Bagaimana Cara Menghindari Mimpi Buruk Menurut Ajaran Islam?

Ketika seseorang mengalami mimpi buruk, perasaan cemas atau takut sering kali membekas bahkan setelah bangun tidur. Dalam ajaran Islam, mimpi buruk bukan hanya soal kondisi psikologis, tetapi juga bisa terkait dengan gangguan dari alam gaib, terutama godaan setan. Karena itu, ada beberapa doa dan amalan yang bisa diamalkan agar terhindar dari mimpi buruk.

Doa sebelum tidur jadi kunci utama. Salah satu doa yang dianjurkan adalah: “Allahumma inni a’udzu bika min ‘amali syaithan wa sayyi’atil ahlam” (Ya Allah, aku berlindung kepada-Mu dari gangguan setan dan buruknya mimpi). Membaca doa ini sebelum tidur membantu menenangkan hati dan melindungi dari gangguan tidur.

Selain doa, ada juga amalan sunnah yang sering terlupakan. Misalnya, berwudhu sebelum tidur. Selain menyucikan diri, wudhu bisa membuat hati lebih tenang dan tubuh dalam keadaan bersih, yang dianjurkan dalam ajaran Nabi. Jangan lupa juga untuk mengibas kasur sebelum tidur—ini bukan hanya kebersihan fisik, tetapi juga bentuk ikhtiar spiritual untuk mengusir hal-hal negatif.
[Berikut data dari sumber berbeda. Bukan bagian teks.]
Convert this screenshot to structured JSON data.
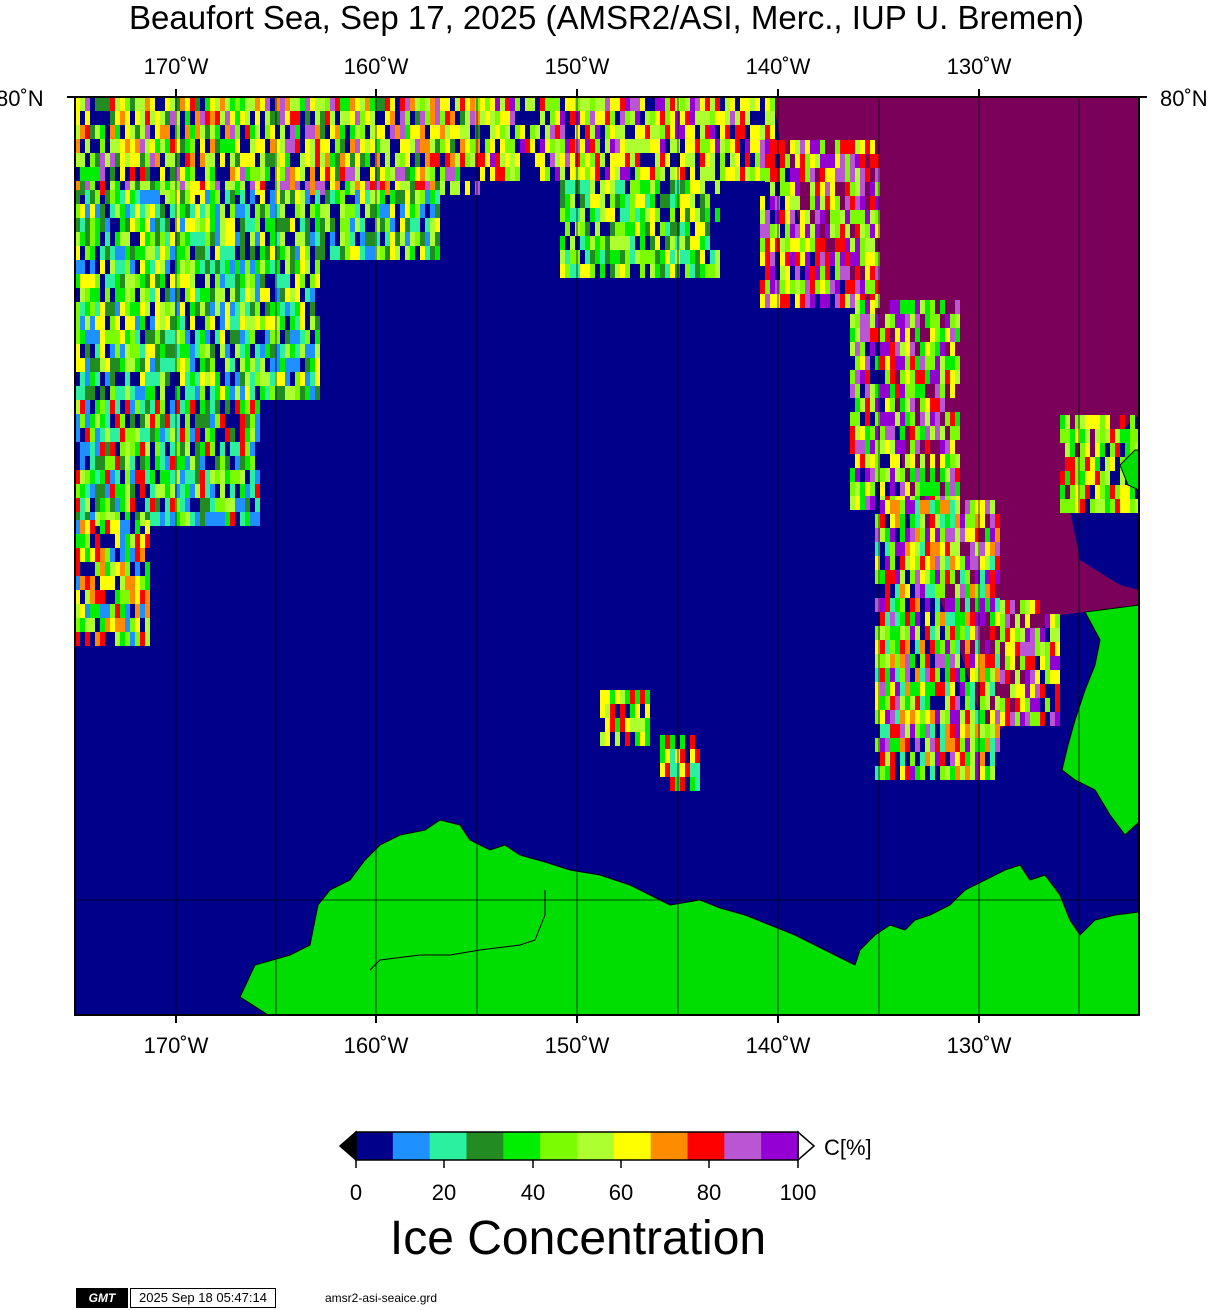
{
  "title": "Beaufort Sea, Sep 17, 2025 (AMSR2/ASI, Merc., IUP U. Bremen)",
  "map": {
    "lon_ticks": [
      "170˚W",
      "160˚W",
      "150˚W",
      "140˚W",
      "130˚W"
    ],
    "lat_tick": "80˚N",
    "colors": {
      "ocean": "#00008b",
      "land": "#00dd00",
      "no_data_ice": "#7b0059",
      "coast": "#000000"
    }
  },
  "colorbar": {
    "tick_labels": [
      "0",
      "20",
      "40",
      "60",
      "80",
      "100"
    ],
    "unit": "C[%]",
    "title": "Ice Concentration",
    "colors": [
      "#00008b",
      "#1e90ff",
      "#2af0a0",
      "#228b22",
      "#00ee00",
      "#7cfc00",
      "#adff2f",
      "#ffff00",
      "#ff8c00",
      "#ff0000",
      "#ba55d3",
      "#9400d3"
    ],
    "under_color": "#000000",
    "over_color": "#ffffff"
  },
  "footer": {
    "logo": "GMT",
    "timestamp": "2025 Sep 18 05:47:14",
    "grid_file": "amsr2-asi-seaice.grd"
  }
}
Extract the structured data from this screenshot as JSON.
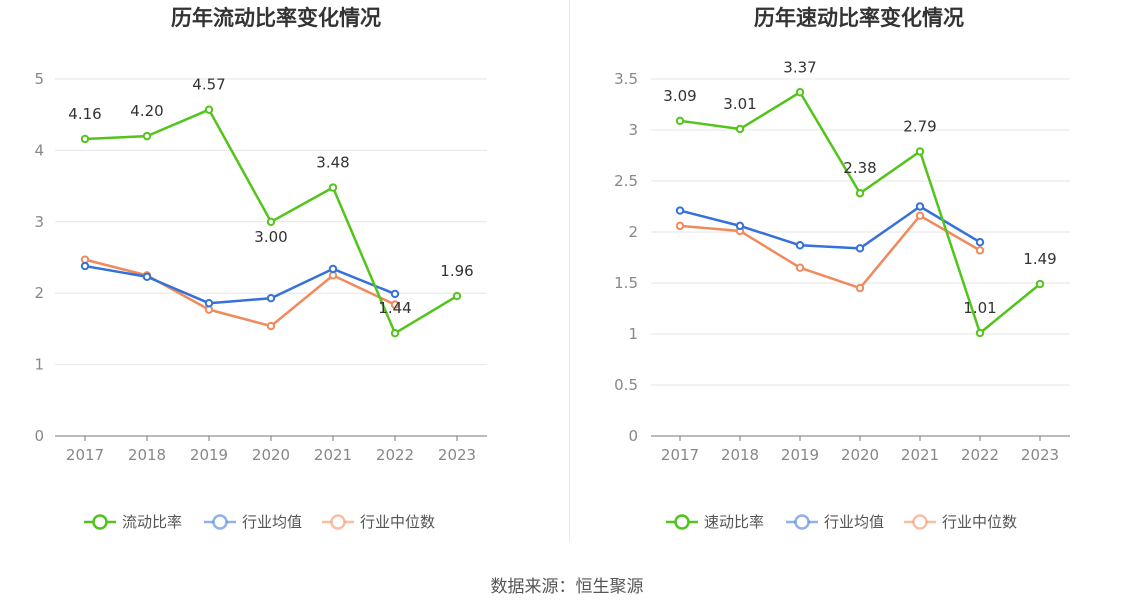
{
  "chart_data": [
    {
      "type": "line",
      "title": "历年流动比率变化情况",
      "categories": [
        "2017",
        "2018",
        "2019",
        "2020",
        "2021",
        "2022",
        "2023"
      ],
      "ylim": [
        0,
        5
      ],
      "yticks": [
        0,
        1,
        2,
        3,
        4,
        5
      ],
      "series": [
        {
          "name": "流动比率",
          "color": "#52c41a",
          "values": [
            4.16,
            4.2,
            4.57,
            3.0,
            3.48,
            1.44,
            1.96
          ],
          "labels": [
            "4.16",
            "4.20",
            "4.57",
            "3.00",
            "3.48",
            "1.44",
            "1.96"
          ]
        },
        {
          "name": "行业均值",
          "color": "#3571d9",
          "values": [
            2.38,
            2.23,
            1.86,
            1.93,
            2.34,
            1.99,
            null
          ]
        },
        {
          "name": "行业中位数",
          "color": "#f08a5d",
          "values": [
            2.47,
            2.25,
            1.77,
            1.54,
            2.25,
            1.84,
            null
          ]
        }
      ]
    },
    {
      "type": "line",
      "title": "历年速动比率变化情况",
      "categories": [
        "2017",
        "2018",
        "2019",
        "2020",
        "2021",
        "2022",
        "2023"
      ],
      "ylim": [
        0,
        3.5
      ],
      "yticks": [
        0,
        0.5,
        1,
        1.5,
        2,
        2.5,
        3,
        3.5
      ],
      "series": [
        {
          "name": "速动比率",
          "color": "#52c41a",
          "values": [
            3.09,
            3.01,
            3.37,
            2.38,
            2.79,
            1.01,
            1.49
          ],
          "labels": [
            "3.09",
            "3.01",
            "3.37",
            "2.38",
            "2.79",
            "1.01",
            "1.49"
          ]
        },
        {
          "name": "行业均值",
          "color": "#3571d9",
          "values": [
            2.21,
            2.06,
            1.87,
            1.84,
            2.25,
            1.9,
            null
          ]
        },
        {
          "name": "行业中位数",
          "color": "#f08a5d",
          "values": [
            2.06,
            2.01,
            1.65,
            1.45,
            2.16,
            1.82,
            null
          ]
        }
      ]
    }
  ],
  "footer": {
    "source": "数据来源：恒生聚源"
  }
}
Membaca Ayat Kursi sebelum tidur juga sangat dianjurkan. Ayat ini mengandung kekuatan perlindungan dari Allah. Rasulullah shallallahu alaihi wa sallam bersabah: “Siapa yang membaca Ayat Kursi di malam hari, maka ia akan dijaga oleh Allah, dan setan tidak akan mendekatinya hingga pagi.”

Dengan menggabungkan doa, amalan, dan niat yang tulus, kita bisa tidur lebih tenang dan terlindung dari mimpi-mimpi yang mengganggu. Semoga malam kita selalu penuh ketenangan.